But when Trump’s draft executive order on cybersecurity emerged last week, it surprised the cybersecurity world by hewing closely to the recommendations of bipartisan experts—including one commission assembled by the Obama administration.The described timing and the link both refer to the original draft cybersecurity executive order, which does not at all resemble the recommendations of Obama's Commission on Enhancing National Cybersecurity or the recommendations of the Center for Strategic and International Studies Cyber Policy Task Force, which both included input from large numbers of security experts. Contrary to what Greenberg says, the executive order he refers to was widely criticized on a number of grounds, including that it is incredibly vague and high level, specifies an extremely short time frame for its reviews, and that it seemed to think it was a good idea to collect information about major U.S. vulnerabilities and defenses into one place and put it into the hands of then-National Security Advisor Michael T. Flynn. That original version of the executive order resembled the Trump campaign's website policy proposal on cybersecurity.
The positive remarks, instead, were for a revised version of the cybersecurity executive order which was verbally described to reporters on the morning of January 31, the day that the signing of the order was expected to happen at 3 p.m., after Trump met for a listening session with security experts. The signing was cancelled, and the order has not yet been issued, but a draft subsequently got some circulation later in the week and was made public at the Lawfare blog on February 9.
This executive order contains recommendations consistent with both the Cybersecurity Commission report and the CSIS Cyber Policy Task Force report, mandating the use of the NIST Cybersecurity Framework by federal agencies, putting the Office of Management and Budget (OMB) in charge of enterprise risk assessment across agencies, promoting IT modernization and the promotion of cloud and shared services infrastructure, and directing DHS and other agency heads to work with private sector critical infrastructure owners on defenses.

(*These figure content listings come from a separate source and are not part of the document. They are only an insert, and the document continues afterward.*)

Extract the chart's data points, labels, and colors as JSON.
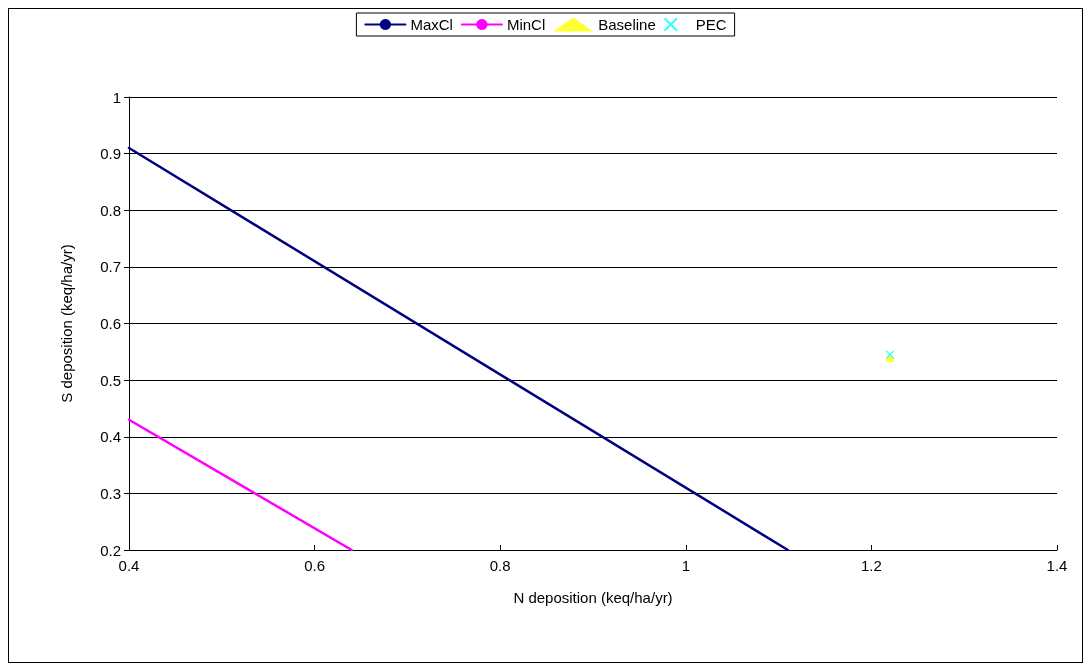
{
  "chart_data": {
    "type": "line",
    "xlabel": "N deposition (keq/ha/yr)",
    "ylabel": "S deposition (keq/ha/yr)",
    "xlim": [
      0.4,
      1.4
    ],
    "xticks": [
      0.4,
      0.6,
      0.8,
      1,
      1.2,
      1.4
    ],
    "ylim": [
      0.2,
      1
    ],
    "yticks": [
      0.2,
      0.3,
      0.4,
      0.5,
      0.6,
      0.7,
      0.8,
      0.9,
      1
    ],
    "grid": "y",
    "legend": "top",
    "series": [
      {
        "name": "MaxCl",
        "color": "#000080",
        "marker": "none",
        "x": [
          0.4,
          1.11
        ],
        "values": [
          0.91,
          0.2
        ]
      },
      {
        "name": "MinCl",
        "color": "#ff00ff",
        "marker": "none",
        "x": [
          0.4,
          0.64
        ],
        "values": [
          0.43,
          0.2
        ]
      },
      {
        "name": "Baseline",
        "color": "#ffff00",
        "type": "scatter",
        "marker": "triangle",
        "x": [
          1.22
        ],
        "values": [
          0.54
        ]
      },
      {
        "name": "PEC",
        "color": "#00ffff",
        "type": "scatter",
        "marker": "cross",
        "x": [
          1.22
        ],
        "values": [
          0.545
        ]
      }
    ]
  }
}
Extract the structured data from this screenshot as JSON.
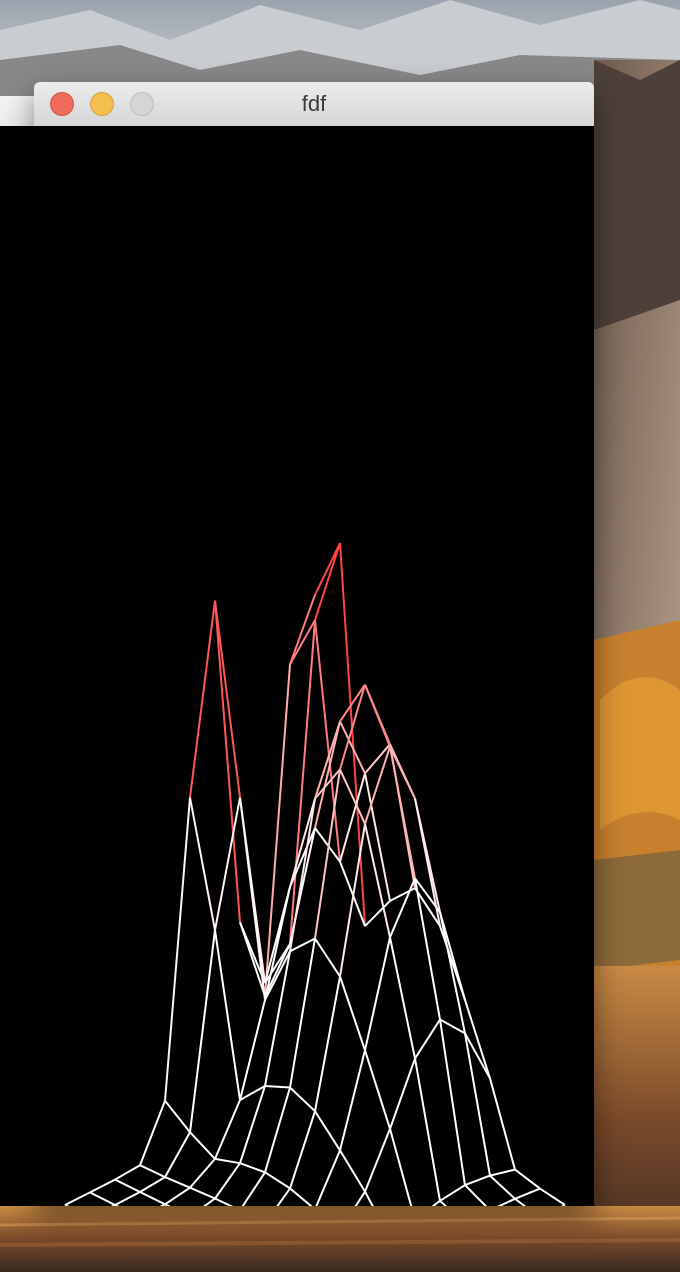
{
  "window": {
    "title": "fdf",
    "buttons": [
      "close",
      "minimize",
      "zoom"
    ],
    "background": "#000000",
    "line_color_low": "#ffffff",
    "line_color_high": "#ff0000"
  },
  "desktop": {
    "wallpaper": "mountain-lake-wallpaper"
  }
}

One key thing it does not do, which was recommended by both reports, is elevate the White House cybersecurity coordinator role (a role which the Trump administration has not yet filled, which was held by Michael Daniel in the Obama administration) to an Assistant to the President, reflecting the importance of cybersecurity. Greenberg's piece seems to assume that Thomas Bossert is in the lead cybersecurity coordinator role, but his role is Homeland Security Advisor (the role previously held by Lisa Monaco in the Obama administration), with broad responsibility for homeland security and counterterrorism, not cybersecurity-specific.